I plan to spend no more than around $450 for a hybrid/comfort bike to use on local level and hilly pavement which is mostly bumpy, no more than 10 miles per average ride. I'm 165lb., 6'1'' and will continue to use my old Motobecane road bike for those well-paved trails at a distance from home.

Given these circumstances, I'd appreciate any opinions about the relative negatives or positives of the Shimano Altus, Acera, and Alivo rear derailleurs which seem to be on most Trek and Giant bikes in my price range.
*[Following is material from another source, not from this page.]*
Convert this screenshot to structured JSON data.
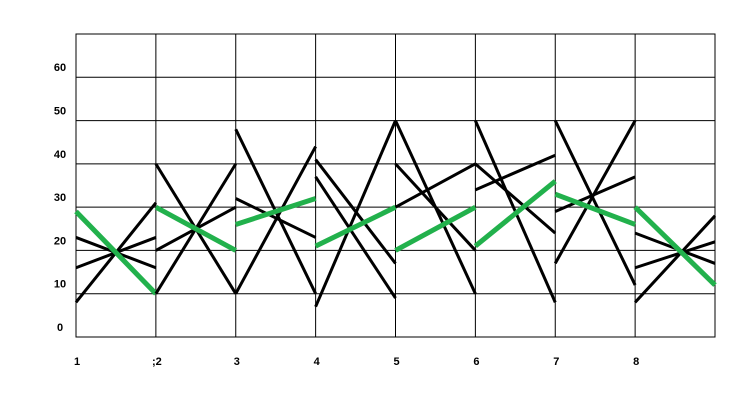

Does it make any difference if it's a SRAM X.7(on the Trek 7300)?

Thank you in advance to all those who take the time to read this and respond.


----------



## Art853 (May 30, 2003)

I can't say much to compare the different types but I was impressed with how well the low end shimano components held up on a mountain bike that got a lot of use.


----------



## whateveronfire (Sep 27, 2005)

I think the SRAM X7 and the Alivo are the best of the bunch, but if you can find a bike with Deore and/or Tiagra you might consider going that route. Certainly look at the smaller brands (besides Trek and Giant). They'll often have a little better package on hybrids. Jamis, Felt, Fuji and the like are worth looking at. Also, the 07 bikes will start going on sale in the next couple of months and you may be able to get more bike for about the same money. Good luck with your search!


----------



## John Nelson (Mar 10, 2006)

Given your requirements, which are not that high, all of them will provide you with good service.


----------



## Dave_Stohler (Jan 22, 2004)

Since all the component lines you've mentioned are MOUNTAIN BIKE components, maybe you should go over to the MTBR.com forums, and ask there.


----------



## whateveronfire (Sep 27, 2005)

Yes, but he's talking about hybrids, which often have a mix of mountain bike and road bike components. Seems to me that neither RBR or MTBR is exactly the right place to ask, but in the beginner forum, cutting slack is also nice.


----------



## cratz2 (Aug 3, 2006)

I'd second the recommendation for smaller quality brands. Jamis in particular. I bought (to resell) a last years model Jamis Coda Sport that a lady bought that was a bit too big for her. I bought it for $320, I think and sold it for $450. It was fast though... more like a compromised road bike with a flat bar and mtn bike controls. It was way faster than any 'normal' hybrid I've ever ridden. It has mostly Deore components and 700x28 tires and a suspension seat post.

If I were looking for a bike in that segment, I can't imagine a much better bike for less money and in fact, if it was the 17.5", I probably would have kept it but the 19.5" was just too big for me.


----------